Harbaugh was asked about traits he would be looking for in an offensive coordinator. He said his first question to any candidate would be, “What kind of unit do you envision?” The next question, he said, would be, “Tell me about the offensive line. Go through that position. That’s where it starts.”

What is the best way to maximize Herbert? The previous regime put a ton on his plate because they felt like Herbert was capable of handling it. With Harbaugh, the plan, at least based on these initial comments, is to try and make Herbert’s life easier. To take some of that weight off his shoulders. That starts with protection, of course, which was also a priority for the last coaching staff. But where that staff fell short was building a viable running game. The Chargers ranged from mediocre to horrific in that department in the Brandon Staley-Tom Telesco years.

Harbaugh hopes to change that.

Harbaugh said he is in the process of watching “every one” of Herbert’s NFL snaps.

“I’m waking up real early in the morning these days going, I got to bring it,” Harbaugh said. “I got to bring my A game in every sense of the word. And I want to get a coaching staff put together and hired that’s going to be worthy of coaching not only Justin but (safety) Derwin (James) and all the guys.

“I really think this is a talented group that’s been assembled here. That’s what’s going to motivate. That’s what’s going to drive. So I’m really thinking about my accountability and just making sure that I’m ready and the things that I tell him are going to be exact because I’ve looked at it and watched it. But it’s going to a team effort all the way. I’m excited about the challenge. Let’s see if I’m man enough, a good enough coach so that all of his hard work can be realized. I want to work really hard so that his hard work is going to be realized — Justin and every player on our football team.”

Final notes

• Hortiz will meet with the media Tuesday for his introductory news conference.
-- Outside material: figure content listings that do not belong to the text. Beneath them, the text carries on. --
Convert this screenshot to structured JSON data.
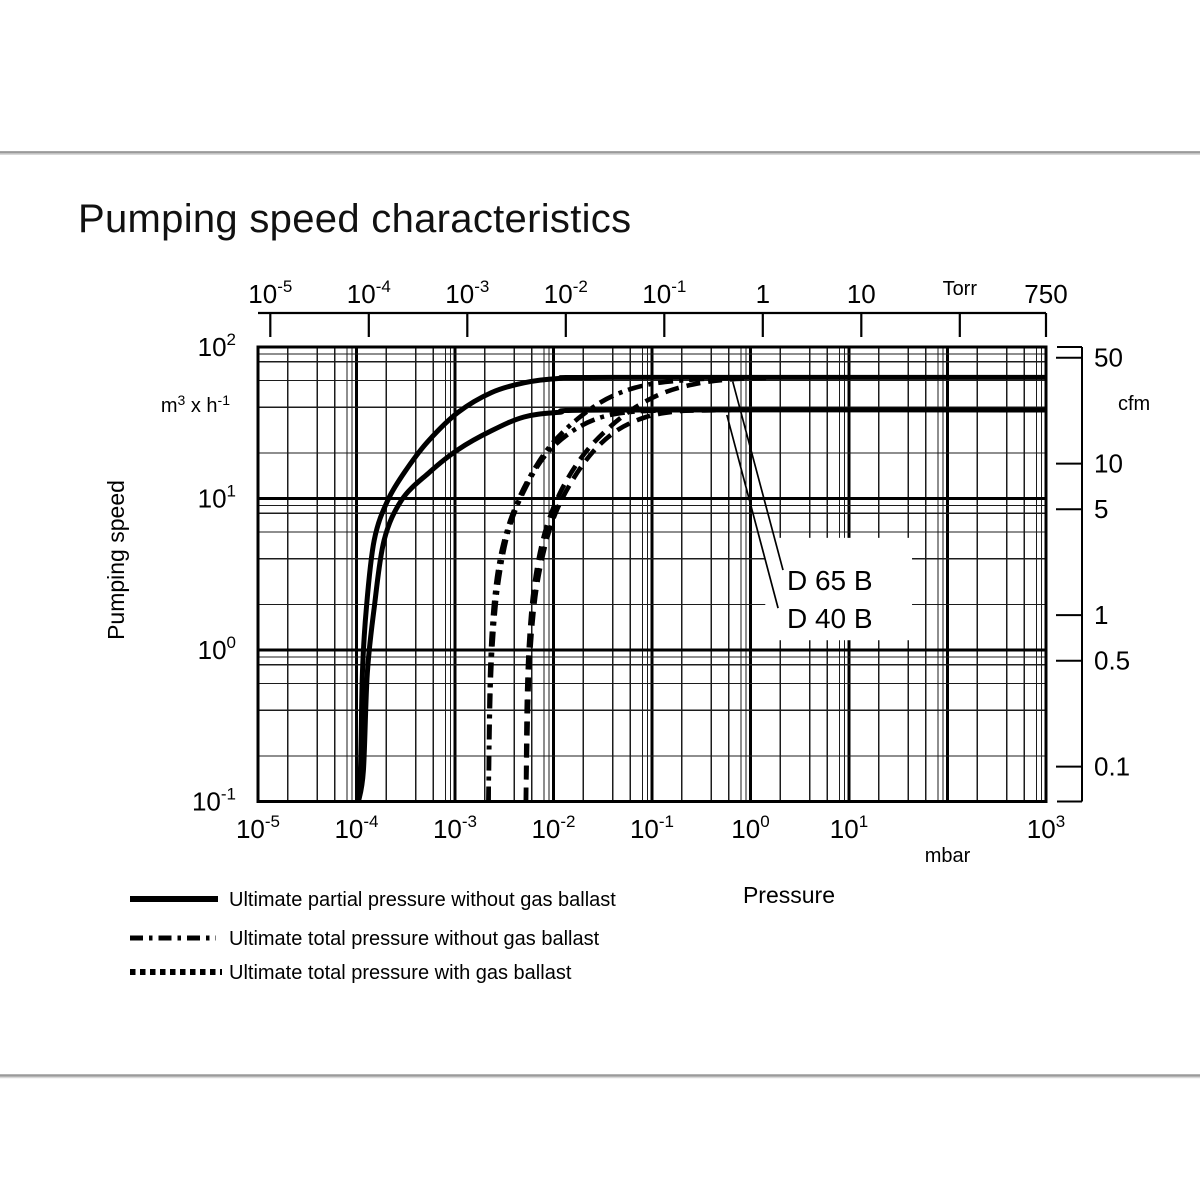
{
  "title": "Pumping speed characteristics",
  "chart_data": {
    "type": "line",
    "title": "Pumping speed characteristics",
    "x_bottom": {
      "label": "Pressure",
      "unit": "mbar",
      "scale": "log",
      "min_exp": -5,
      "max_exp": 3,
      "tick_exps": [
        -5,
        -4,
        -3,
        -2,
        -1,
        0,
        1,
        3
      ]
    },
    "x_top": {
      "unit": "Torr",
      "scale": "log",
      "to_mbar": 1.3332,
      "ticks": [
        {
          "v": 1e-05,
          "m": "10",
          "e": "-5"
        },
        {
          "v": 0.0001,
          "m": "10",
          "e": "-4"
        },
        {
          "v": 0.001,
          "m": "10",
          "e": "-3"
        },
        {
          "v": 0.01,
          "m": "10",
          "e": "-2"
        },
        {
          "v": 0.1,
          "m": "10",
          "e": "-1"
        },
        {
          "v": 1,
          "label": "1"
        },
        {
          "v": 10,
          "label": "10"
        },
        {
          "v": 100,
          "label": ""
        },
        {
          "v": 750,
          "label": "750"
        }
      ]
    },
    "y_left": {
      "label": "Pumping speed",
      "unit_parts": [
        "m",
        "3",
        " x h",
        "-1"
      ],
      "scale": "log",
      "min_exp": -1,
      "max_exp": 2,
      "tick_exps": [
        2,
        1,
        0,
        -1
      ]
    },
    "y_right": {
      "unit": "cfm",
      "to_m3h": 1.699,
      "ticks": [
        50,
        10,
        5,
        1,
        0.5,
        0.1
      ]
    },
    "grid": {
      "on": true,
      "minor_multipliers": [
        2,
        4,
        6,
        8,
        9
      ]
    },
    "legend": [
      {
        "style": "solid",
        "label": "Ultimate partial pressure without gas ballast"
      },
      {
        "style": "dash-dot",
        "label": "Ultimate total pressure without gas ballast"
      },
      {
        "style": "dotted",
        "label": "Ultimate total pressure with gas ballast"
      }
    ],
    "series": [
      {
        "name": "D 65 B ultimate partial pressure without gas ballast",
        "pump": "D 65 B",
        "style": "solid",
        "points": [
          [
            -3.99,
            0.1
          ],
          [
            -3.96,
            0.16
          ],
          [
            -3.94,
            0.7
          ],
          [
            -3.9,
            1.9
          ],
          [
            -3.82,
            5.3
          ],
          [
            -3.68,
            9.8
          ],
          [
            -3.48,
            16
          ],
          [
            -3.27,
            24
          ],
          [
            -2.97,
            37
          ],
          [
            -2.63,
            50
          ],
          [
            -2.3,
            58
          ],
          [
            -1.95,
            62
          ],
          [
            -1.4,
            63
          ],
          [
            3,
            63
          ]
        ]
      },
      {
        "name": "D 40 B ultimate partial pressure without gas ballast",
        "pump": "D 40 B",
        "style": "solid",
        "points": [
          [
            -3.98,
            0.1
          ],
          [
            -3.93,
            0.16
          ],
          [
            -3.89,
            0.7
          ],
          [
            -3.82,
            1.9
          ],
          [
            -3.72,
            5.3
          ],
          [
            -3.54,
            9.8
          ],
          [
            -3.27,
            14.7
          ],
          [
            -2.97,
            21
          ],
          [
            -2.63,
            28
          ],
          [
            -2.3,
            34.5
          ],
          [
            -1.95,
            37
          ],
          [
            -1.4,
            38.4
          ],
          [
            3,
            38.4
          ]
        ]
      },
      {
        "name": "D 65 B ultimate total pressure without gas ballast",
        "pump": "D 65 B",
        "style": "dash-dot",
        "points": [
          [
            -2.66,
            0.1
          ],
          [
            -2.65,
            0.47
          ],
          [
            -2.63,
            1.16
          ],
          [
            -2.59,
            2.5
          ],
          [
            -2.52,
            4.7
          ],
          [
            -2.4,
            8.4
          ],
          [
            -2.23,
            14.3
          ],
          [
            -2.01,
            23.2
          ],
          [
            -1.72,
            35
          ],
          [
            -1.4,
            47.5
          ],
          [
            -1.01,
            57
          ],
          [
            -0.5,
            61.5
          ],
          [
            -0.2,
            62.5
          ]
        ]
      },
      {
        "name": "D 40 B ultimate total pressure without gas ballast",
        "pump": "D 40 B",
        "style": "dash-dot",
        "points": [
          [
            -2.66,
            0.1
          ],
          [
            -2.64,
            0.55
          ],
          [
            -2.6,
            1.6
          ],
          [
            -2.54,
            3.4
          ],
          [
            -2.44,
            6.7
          ],
          [
            -2.28,
            11.9
          ],
          [
            -2.08,
            19.4
          ],
          [
            -1.82,
            27.5
          ],
          [
            -1.54,
            34
          ],
          [
            -1.23,
            37.2
          ],
          [
            -0.91,
            38.1
          ],
          [
            -0.6,
            38.4
          ]
        ]
      },
      {
        "name": "D 65 B ultimate total pressure with gas ballast",
        "pump": "D 65 B",
        "style": "dashed",
        "points": [
          [
            -2.28,
            0.1
          ],
          [
            -2.27,
            0.47
          ],
          [
            -2.24,
            1.35
          ],
          [
            -2.18,
            3.1
          ],
          [
            -2.08,
            6.2
          ],
          [
            -1.93,
            11
          ],
          [
            -1.72,
            18.5
          ],
          [
            -1.47,
            28
          ],
          [
            -1.18,
            39.5
          ],
          [
            -0.86,
            50.5
          ],
          [
            -0.5,
            58
          ],
          [
            -0.15,
            61.5
          ],
          [
            0.2,
            62.5
          ]
        ]
      },
      {
        "name": "D 40 B ultimate total pressure with gas ballast",
        "pump": "D 40 B",
        "style": "dashed",
        "points": [
          [
            -2.28,
            0.1
          ],
          [
            -2.25,
            0.63
          ],
          [
            -2.2,
            1.85
          ],
          [
            -2.12,
            3.9
          ],
          [
            -2.0,
            7.4
          ],
          [
            -1.82,
            12.8
          ],
          [
            -1.6,
            20.3
          ],
          [
            -1.35,
            28.3
          ],
          [
            -1.06,
            34.5
          ],
          [
            -0.76,
            37.5
          ],
          [
            -0.5,
            38.1
          ],
          [
            -0.2,
            38.4
          ]
        ]
      }
    ],
    "annotations": {
      "box": {
        "x1_exp": 0.15,
        "x2_exp": 1.64,
        "v_top": 5.5,
        "v_bottom": 1.16
      },
      "labels": [
        {
          "text": "D 65 B",
          "x_exp": 0.37,
          "v": 2.49
        },
        {
          "text": "D 40 B",
          "x_exp": 0.37,
          "v": 1.4
        }
      ],
      "callouts": [
        {
          "x1_exp": -0.18,
          "v1": 59,
          "x2_exp": 0.33,
          "v2": 3.37
        },
        {
          "x1_exp": -0.24,
          "v1": 35.6,
          "x2_exp": 0.28,
          "v2": 1.89
        }
      ]
    }
  },
  "colors": {
    "ink": "#000000",
    "divider_dark": "#9a9a9a",
    "divider_light": "#d8d8d8"
  }
}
Both Dean and John Spanos stopped short of saying explicitly who, between Harbaugh and Hortiz, will have the final say over personnel. The only sure thing they revealed about the power structure is that both Harbaugh and Hortiz will report directly to John Spanos.

Said John Spanos: “The healthiest of healthy organizations have to have a collaborative process. And it’s OK to have a disagreement or a difference of opinion on a player, but you have to be able to work through that together. And if you’re ever in a situation where you’re having to kind of look up in the contract, well, who has final say here, you’ve got much bigger problems on your hands, and that’s not what we’re going to have. We’re going to have a collaborative effort.”

• Hortiz had worked with Jim’s brother John Harbaugh in Baltimore since 2008. That connection was crucial in Hortiz landing the GM job. Dean Spanos said Harbaugh had “some input” in the GM hire. Harbaugh had this to say on the connection: “Nobody I trust more than my brother, and when my brother says somebody is good and, ‘You and Joe are going to get along great and you’re going to be a great team,’ I know it’s going to be good and it’s going to be dynamic.”

• We’ll end with one of many Harbaughisms to come from this presser. He was discussing his mentality while he was playing in the NFL for the Chargers, in 1999-2000: “I’m going to play as long as I can, then coach, then die.”